From left: Professors Ruth Heller, Yoav Benjamini and Daniel Yekutieli. Credit: TAU.
From left: Professors Ruth Heller, Yoav Benjamini and Daniel Yekutieli. Credit: TAU.

Three Tel Aviv University professors won the prestigious $1 million Rousseeuw Prize for Statistics awarded by the Brussels-based King Baudouin Foundation, the university announced on Tuesday.

Professors Yoav Benjamini, Daniel Yekutieli and Ruth Heller from the school’s Department of Statistics and Operations Research won for their work on False Discovery Rate (FDR).

Their work enables the scanning of large numbers of experimental results and selecting real discoveries, while limiting the number of false discoveries.

Benjamini and the late Professor Yosef Hochberg first presented the FDR criterion, expressed it mathematically, and proposed a method for identifying a maximum number of discoveries while maintaining a desirable FDR.

At the time, this paper conflicted with widely accepted criteria, and consequently its publication was delayed for years.

Now it is one of the most highly cited papers in the scientific world.

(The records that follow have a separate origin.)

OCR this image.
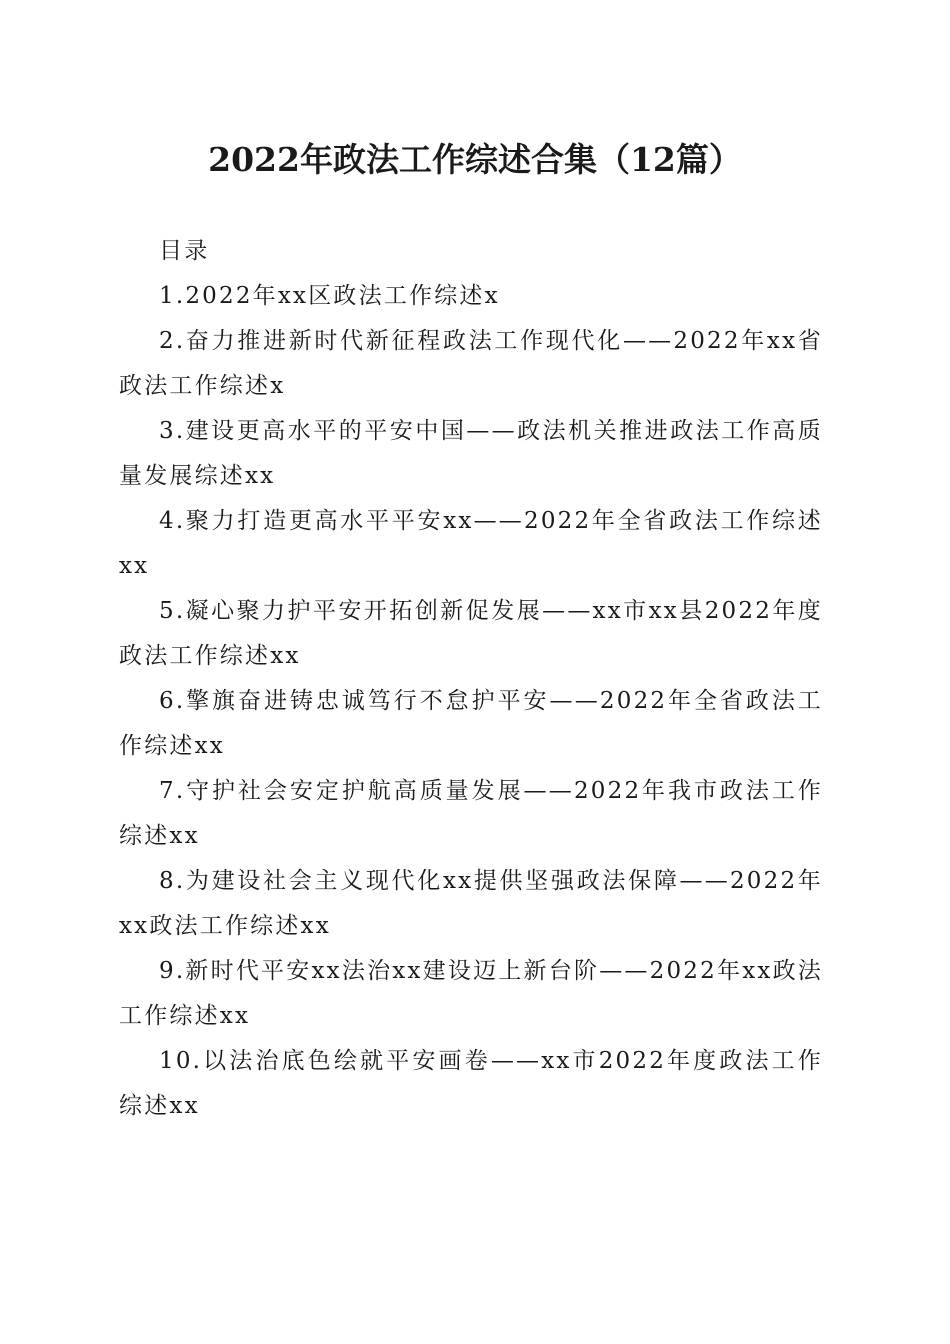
2022年政法工作综述合集（12篇）

目录

1.2022年xx区政法工作综述x

2.奋力推进新时代新征程政法工作现代化——2022年xx省政法工作综述x

3.建设更高水平的平安中国——政法机关推进政法工作高质量发展综述xx

4.聚力打造更高水平平安xx——2022年全省政法工作综述xx

5.凝心聚力护平安开拓创新促发展——xx市xx县2022年度政法工作综述xx

6.擎旗奋进铸忠诚笃行不怠护平安——2022年全省政法工作综述xx

7.守护社会安定护航高质量发展——2022年我市政法工作综述xx

8.为建设社会主义现代化xx提供坚强政法保障——2022年xx政法工作综述xx

9.新时代平安xx法治xx建设迈上新台阶——2022年xx政法工作综述xx

10.以法治底色绘就平安画卷——xx市2022年度政法工作综述xx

Benjamini was joined by his students Yekutieli and Heller, who continued in his footsteps, adding further innovations to the theory of FDR.

Their work has enabled the extension of the Benjamini-Hochberg method’s uses beyond the original paper.

“The concept of FDR was born from a need in medical research, specifically studies examining large numbers of success parameters to evaluate new treatments,” Benjamini said.

“However, in statistics a new approach established in one field of research can also impact other areas. Today, FDR methods are applied in a wide variety of fields, such as genomics, neuroscience, agriculture, economics, behavioral sciences, astronomy and more.

“All these fields share a need to scan enormous quantities of possible results and ultimately find real discoveries in mountains of data,” he said.

“I am very happy about the expressed appreciation for our research. Winning the Rousseeuw Prize is the outcome of a long process, planted and cultivated in Israel for many years, in a fertile academic substrate, that grew into the global world of science,” Benjamini added.

The biennial $1 million prize founded in 2022 honors outstanding innovations in statistical research that profoundly impact society.